Beberapa hari belakangan ini, di Bali digemparkan dengan kasus kekerasan dan penyiksaan keji yang diduga dilakukan oleh majikan Desak Made Wiratningsing terhadap Pekerja Rumah Tangganya (PRT) Eka Fbrianti dan Santi Yuni Astuti, tidak sampai disana saja PRT tersebut juga dalam beberapa media juga tidak mendapatkan Upah selama 7 (tujuh) bulan. Apabila ditelaah ada dua perbuatan hukum yang menjadi sorotan :
A. Perbuatan Penyiksaan keji dan tidak manusiawi yang dilakukan berulang-ulang
Perbuatan Penyiraman air Panas, Pembakaran, Penyiksaan lainnya baik dilakukan sekali maupun berulang-ulang telah bertentangan dengan
- Pasal 28 G ayat (2) Undang-Undang Dasar 1945, “ Setiap orang berhak untuk bebas dari penyiksaan atau perlakuan yang merendahkan derajat martabat manusia dan berhak memperoleh suaka politik dari negara lain.”
- Pasal 351-355 Kitab Undang-Undang Hukum Pidanatentang Penganiayaan Fisik
- Undang-Undang Nomor 7 Tahun 1984 Tentang Pengesahan Konvensi Mengenai Penghapusan Segala Bentuk Diskiriminasi Terhadap Wanita (Convention On The Elimination Of All Forms Of Discrimination Against Women), Konvensi ini juga menyatakan bahwa diskriminasi terhadap perempuan tidak saja terjadi pada situasi normal, tapi terjadi juga pada saat situasi khusus seperti adanya kemiskinan. Pada situasi kemiskinan, diskriminasi terhadap perempuan menyebabkan perempuan menduduki posisi paling kurang memiliki akses terhadap pangan, kesehatan, pendidikan, pelatihan dan kesempatan dalam lapangan kerja dan kebutuhan lainnya.
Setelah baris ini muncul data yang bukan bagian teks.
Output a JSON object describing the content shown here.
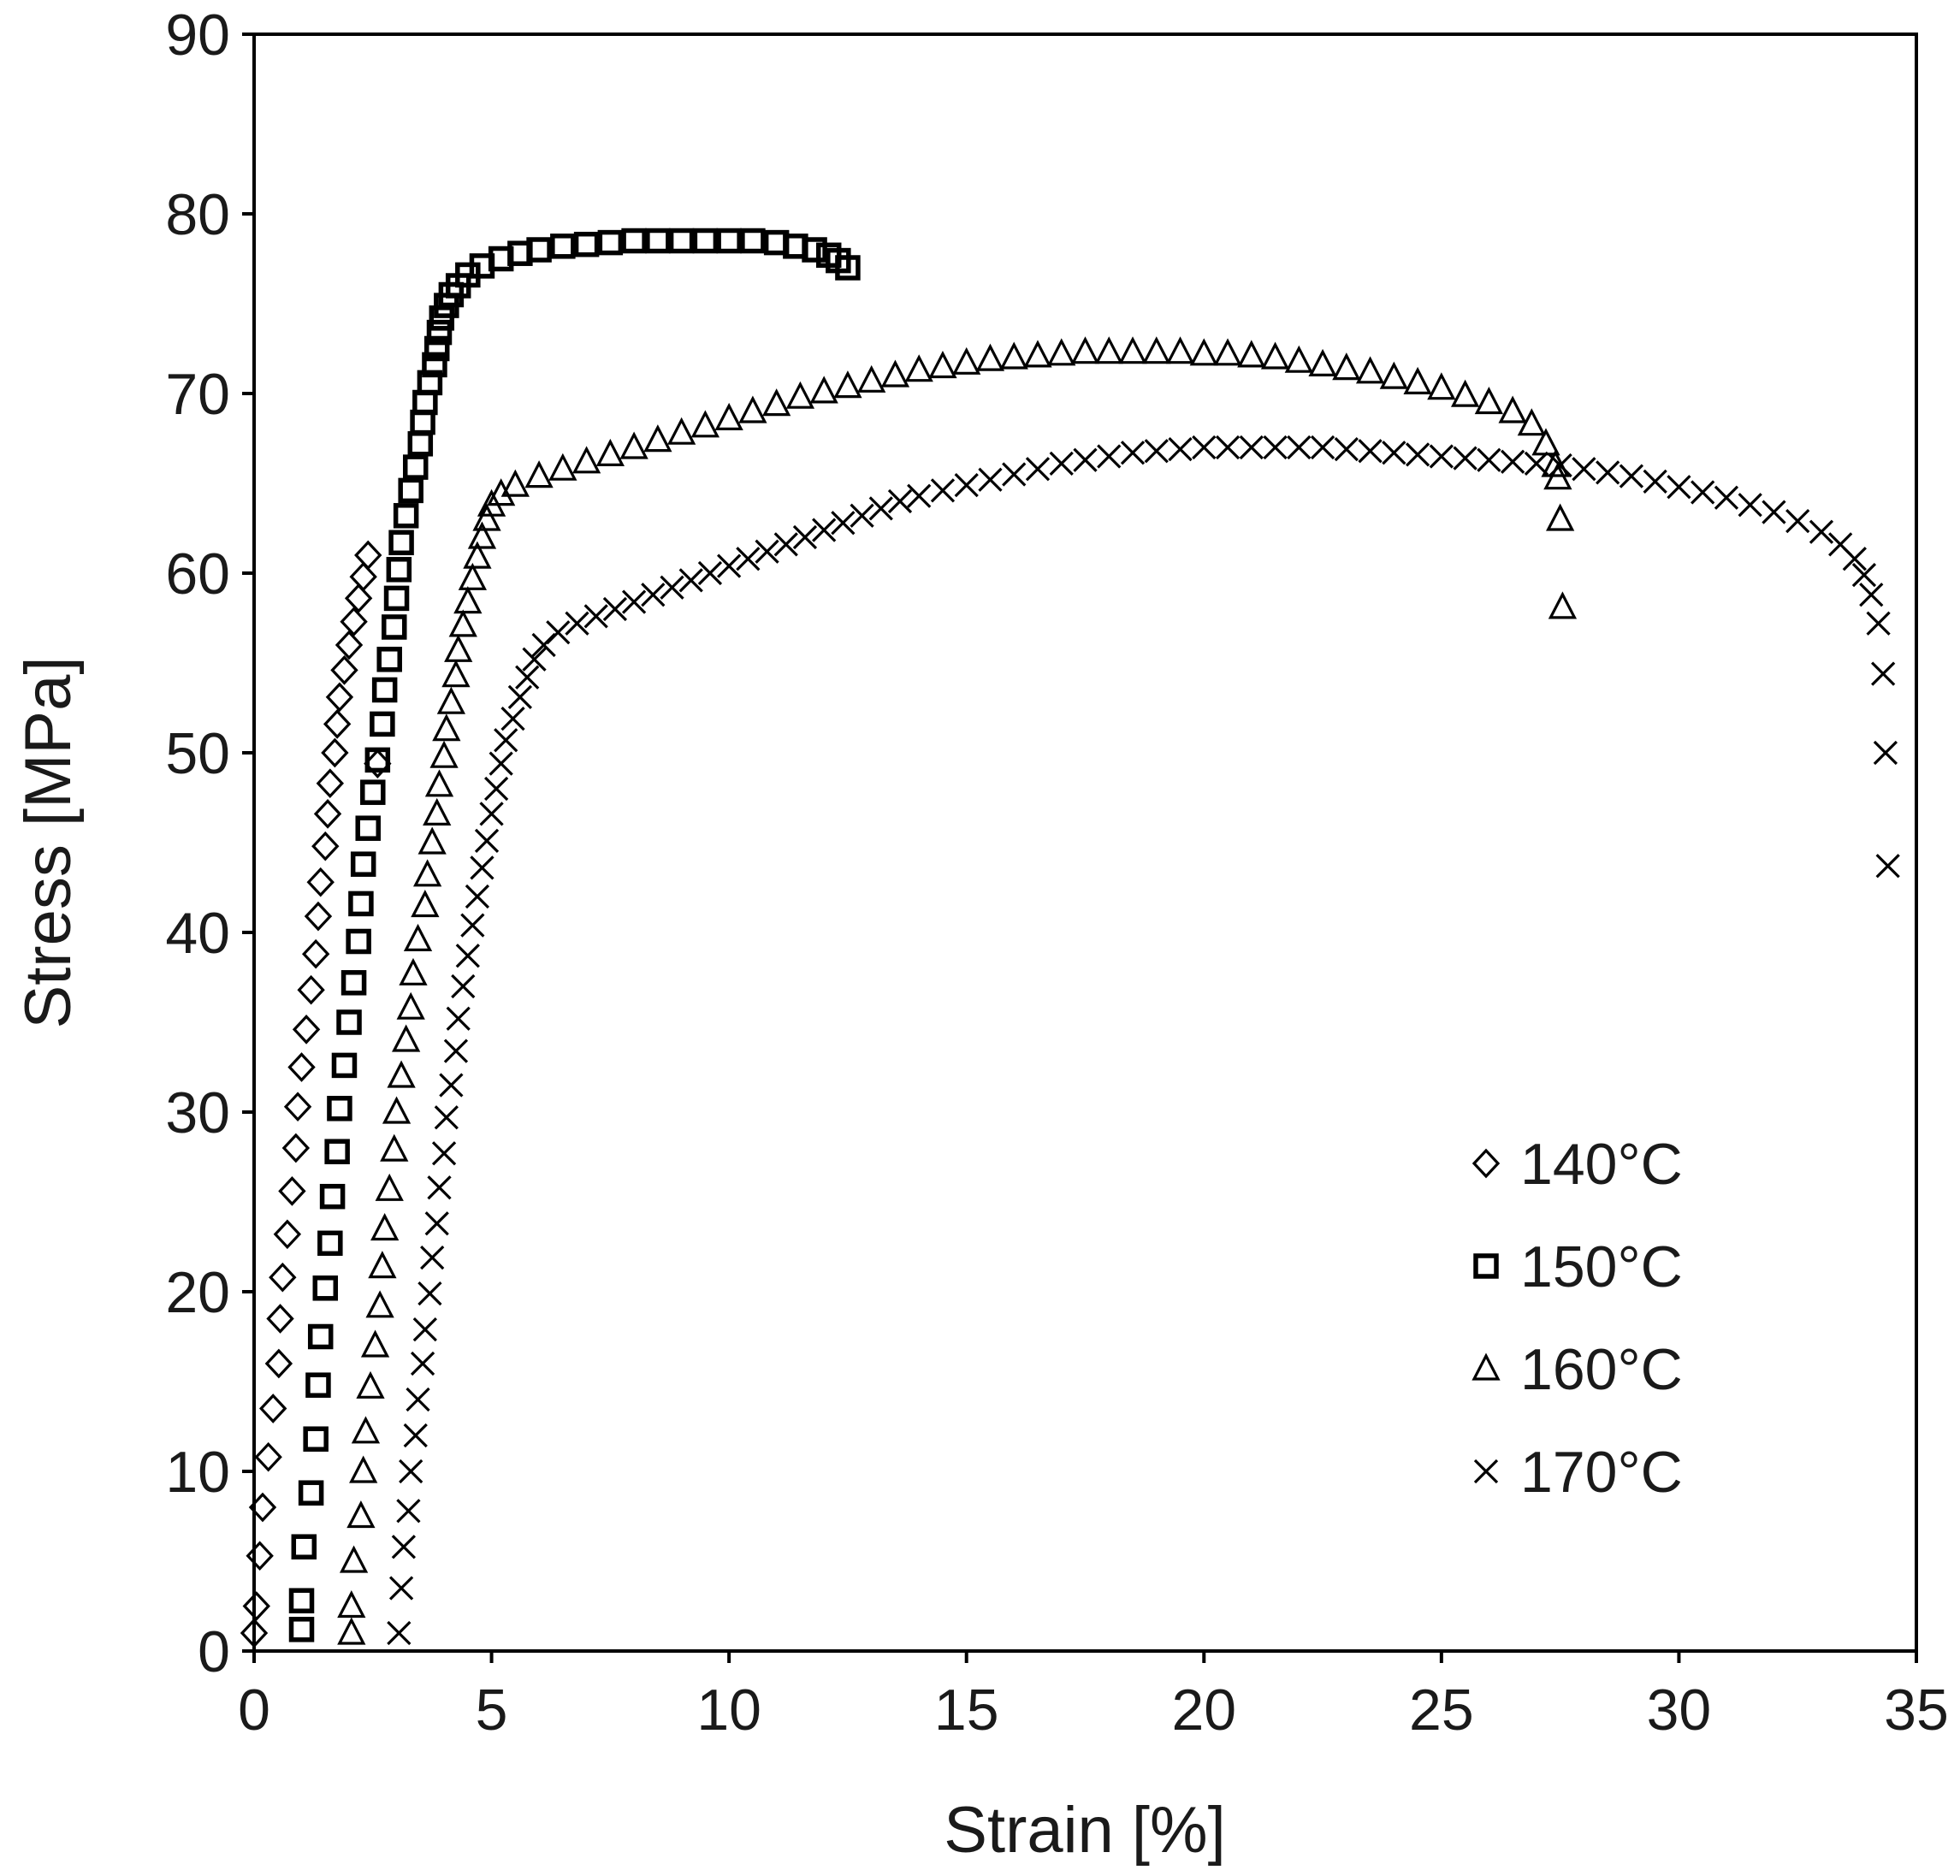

- Undang-Undang Nomor 5 Tahun 1998 Tentang Pengesahan Convention Against Torture And Other Cruel, Inhuman Or Degrading Treatment Or Punishment (Konvensi Menentang Penyiksaan Dan Perlakuan Atau Penghukuman Lain Yang Kejam, Tidak Manusiawi, Atau Merendahkan Martabat Manusia), Konvensi mengatur pelarangan penyiksaan baik fisik maupun mental, dan perlakuan atau penghukuman lain yang kejam, tidak manusiawi, atau merendahkan martabat manusia yang dilakukan oleh atau atas hasutan dari atau dengan persetujuan/sepengetahuan pejabat publik (public official) dan orang lain yang bertindak dalam jabatannya. Adapun pelarangan penyiksaan yang diatur dalam Konvensi ini tidak mencakup rasa sakit atau penderitaan yang timbul, melekat atau diakibatkan oleh suatu sanksi hukum yang berlaku;
-
Pasal 33 Undang – Undang Nomor 39 Tahun 1999 Tentang
Hak Asasi Manusia, “Setiap orang berhak untuk bebas dari penyiksaan, penghukuman, atau perlakuan yang kejam, tidak manusiawi, merendahkan derajat dan martabat kemanusiaannya -
Pasal 5 Undang-undang Nomor 23 Tahun 2004 tentang Penghapusan Kekerasan Dalam Rumah Tangga (PKDRT), “Setiap orang dilarang melakukan kekerasan dalam rumah tangga terhadap orang dalam lingkup rumah tangganya, dengan cara:
- kekerasan fisik
- kekerasan psikis;
- kekerasan seksual; atau
- penelantaran rumah tangga.
Penyiksaan yang dilakukan dalam hubungan majikan dan PRT yang mana masuk dalam ruang lingkup rumah tangga, kondisi korban sangat lemah baik secara struktur dan ekonomi sehingga majikan bertindak sewenang-wenang. Penyiksaan oleh majikan dapat dijerat dengan Pasal 44 Undang-undang Nomor 23 Tahun 2004 tentang Penghapusan Kekerasan Dalam Rumah Tangga (PKDRT) dan KUHAP atas kekerasan fisik yang dilakukan, dan atas kekerasan psikis yang dilakukan dapat dijerat dengan Pasal 45 Undang-undang Nomor 23 Tahun 2004 tentang Penghapusan Kekerasan Dalam Rumah Tangga (PKDRT), apabila korban menderita jatuh sakit atau luka berat maka ancaman bagi pelaku maksimal 10 tahun penjara.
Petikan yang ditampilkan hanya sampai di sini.